Before that day, Luker called and wrote home religiously, unburdening himself to the woman he'd fallen in love with at a Mariposa, Calif., restaurant four years earlier. But when he came home to Fort Hood, Texas, for a week in August, things changed dramatically.

That first night, at a welcome-home barbecue, Luker cornered his wife in the kitchen.

"He asked why I'd been avoiding him and said that I didn't want to be around him," Crystal says. When Luker started cursing, some army friends pulled him away. "You didn't come all the way home to fight with your wife," they told him.

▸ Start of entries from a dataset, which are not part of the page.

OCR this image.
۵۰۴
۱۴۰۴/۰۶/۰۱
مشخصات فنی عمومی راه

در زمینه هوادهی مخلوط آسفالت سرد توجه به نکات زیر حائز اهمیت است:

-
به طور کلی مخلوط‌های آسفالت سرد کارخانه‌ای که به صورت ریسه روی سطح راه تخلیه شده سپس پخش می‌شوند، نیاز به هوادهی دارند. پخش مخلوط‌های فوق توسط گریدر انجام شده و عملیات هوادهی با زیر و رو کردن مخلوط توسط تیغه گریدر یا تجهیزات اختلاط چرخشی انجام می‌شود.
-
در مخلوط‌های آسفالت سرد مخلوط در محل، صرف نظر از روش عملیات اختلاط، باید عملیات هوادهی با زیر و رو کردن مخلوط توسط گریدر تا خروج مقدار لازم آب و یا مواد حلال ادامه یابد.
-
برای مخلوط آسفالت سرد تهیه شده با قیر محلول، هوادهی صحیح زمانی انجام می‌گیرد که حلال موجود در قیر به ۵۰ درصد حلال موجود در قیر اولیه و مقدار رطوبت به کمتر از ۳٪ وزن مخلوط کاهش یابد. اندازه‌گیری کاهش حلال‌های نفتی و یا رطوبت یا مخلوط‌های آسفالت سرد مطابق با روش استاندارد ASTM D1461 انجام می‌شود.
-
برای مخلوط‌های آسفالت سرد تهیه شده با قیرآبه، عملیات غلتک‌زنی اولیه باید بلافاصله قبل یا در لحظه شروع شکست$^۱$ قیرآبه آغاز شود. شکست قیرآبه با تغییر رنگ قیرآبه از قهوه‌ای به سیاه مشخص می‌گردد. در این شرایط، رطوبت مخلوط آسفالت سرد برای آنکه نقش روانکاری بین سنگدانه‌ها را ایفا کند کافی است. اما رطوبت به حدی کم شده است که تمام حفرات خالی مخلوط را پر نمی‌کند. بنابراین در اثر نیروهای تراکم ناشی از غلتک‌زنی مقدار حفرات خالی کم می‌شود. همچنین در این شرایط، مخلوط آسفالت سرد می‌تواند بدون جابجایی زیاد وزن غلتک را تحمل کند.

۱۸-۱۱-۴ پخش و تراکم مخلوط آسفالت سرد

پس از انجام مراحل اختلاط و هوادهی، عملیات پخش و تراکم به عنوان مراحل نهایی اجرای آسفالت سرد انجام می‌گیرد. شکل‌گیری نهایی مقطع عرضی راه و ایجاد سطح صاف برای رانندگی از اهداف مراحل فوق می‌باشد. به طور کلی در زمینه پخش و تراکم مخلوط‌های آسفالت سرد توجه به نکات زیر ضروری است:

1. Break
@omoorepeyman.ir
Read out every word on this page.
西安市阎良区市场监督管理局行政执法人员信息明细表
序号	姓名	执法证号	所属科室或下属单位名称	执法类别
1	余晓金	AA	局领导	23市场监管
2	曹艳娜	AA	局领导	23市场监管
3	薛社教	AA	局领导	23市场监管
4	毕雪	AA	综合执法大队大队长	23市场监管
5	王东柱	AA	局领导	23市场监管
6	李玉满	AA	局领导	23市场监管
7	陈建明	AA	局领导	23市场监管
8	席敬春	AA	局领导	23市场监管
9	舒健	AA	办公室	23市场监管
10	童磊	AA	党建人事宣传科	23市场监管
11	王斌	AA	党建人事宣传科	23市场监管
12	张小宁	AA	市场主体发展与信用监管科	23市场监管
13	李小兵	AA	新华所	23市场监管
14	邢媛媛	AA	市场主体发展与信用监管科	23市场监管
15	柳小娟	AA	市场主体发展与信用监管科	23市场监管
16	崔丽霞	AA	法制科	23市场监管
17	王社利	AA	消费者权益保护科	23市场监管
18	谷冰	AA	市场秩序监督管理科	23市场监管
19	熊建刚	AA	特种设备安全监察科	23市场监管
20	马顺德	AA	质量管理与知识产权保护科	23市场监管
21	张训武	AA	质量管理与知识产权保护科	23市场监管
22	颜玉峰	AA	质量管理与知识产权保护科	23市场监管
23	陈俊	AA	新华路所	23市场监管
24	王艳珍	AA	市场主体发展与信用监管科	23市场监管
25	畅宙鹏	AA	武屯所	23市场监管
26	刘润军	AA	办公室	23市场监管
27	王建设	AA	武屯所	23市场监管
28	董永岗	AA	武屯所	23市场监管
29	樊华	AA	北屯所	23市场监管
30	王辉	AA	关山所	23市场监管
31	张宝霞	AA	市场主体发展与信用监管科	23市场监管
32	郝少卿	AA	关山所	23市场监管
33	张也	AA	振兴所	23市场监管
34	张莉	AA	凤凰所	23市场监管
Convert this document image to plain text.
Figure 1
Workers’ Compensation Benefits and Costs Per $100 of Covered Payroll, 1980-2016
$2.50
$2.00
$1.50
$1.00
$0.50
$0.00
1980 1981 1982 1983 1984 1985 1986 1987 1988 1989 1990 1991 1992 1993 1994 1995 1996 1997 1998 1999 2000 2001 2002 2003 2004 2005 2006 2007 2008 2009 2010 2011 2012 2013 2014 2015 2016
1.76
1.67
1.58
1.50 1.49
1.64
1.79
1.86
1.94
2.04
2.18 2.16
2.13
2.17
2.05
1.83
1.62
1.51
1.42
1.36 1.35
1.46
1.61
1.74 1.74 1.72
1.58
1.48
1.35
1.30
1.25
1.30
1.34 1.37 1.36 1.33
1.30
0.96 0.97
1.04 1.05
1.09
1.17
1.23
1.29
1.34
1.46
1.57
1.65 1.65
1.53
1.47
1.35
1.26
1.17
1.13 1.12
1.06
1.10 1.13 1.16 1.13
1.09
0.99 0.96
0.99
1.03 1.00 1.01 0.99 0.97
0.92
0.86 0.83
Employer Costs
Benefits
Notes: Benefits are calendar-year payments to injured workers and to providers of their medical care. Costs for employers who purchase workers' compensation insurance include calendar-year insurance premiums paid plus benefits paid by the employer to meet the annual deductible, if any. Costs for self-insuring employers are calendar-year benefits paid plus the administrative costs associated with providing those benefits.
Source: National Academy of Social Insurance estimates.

As the week went on, there was more arguing. Crystal says her husband accused her of cheating while he was gone. He rifled through her purse, the bedroom drawers, and repeatedly listened to old phone messages, searching for proof.

"I told him, "You're scaring me! You're not acting right, Ron!'" Crystal says.

Luker also seemed bothered around his three daughters. In an emotional revelation, he told his wife why.

"He said he'd turned into a monster in Iraq. How he couldn't bounce his kids on his knee when he'd shoved guns in women's faces and busted into houses and pushed kids on the floor. He kept saying "I'm just trying to remember who I was before.'"

Ron Luker's problems fit into those of the growing numbers of PTSD soldiers. They also signal another trend -- soldiers experiencing PTSD early.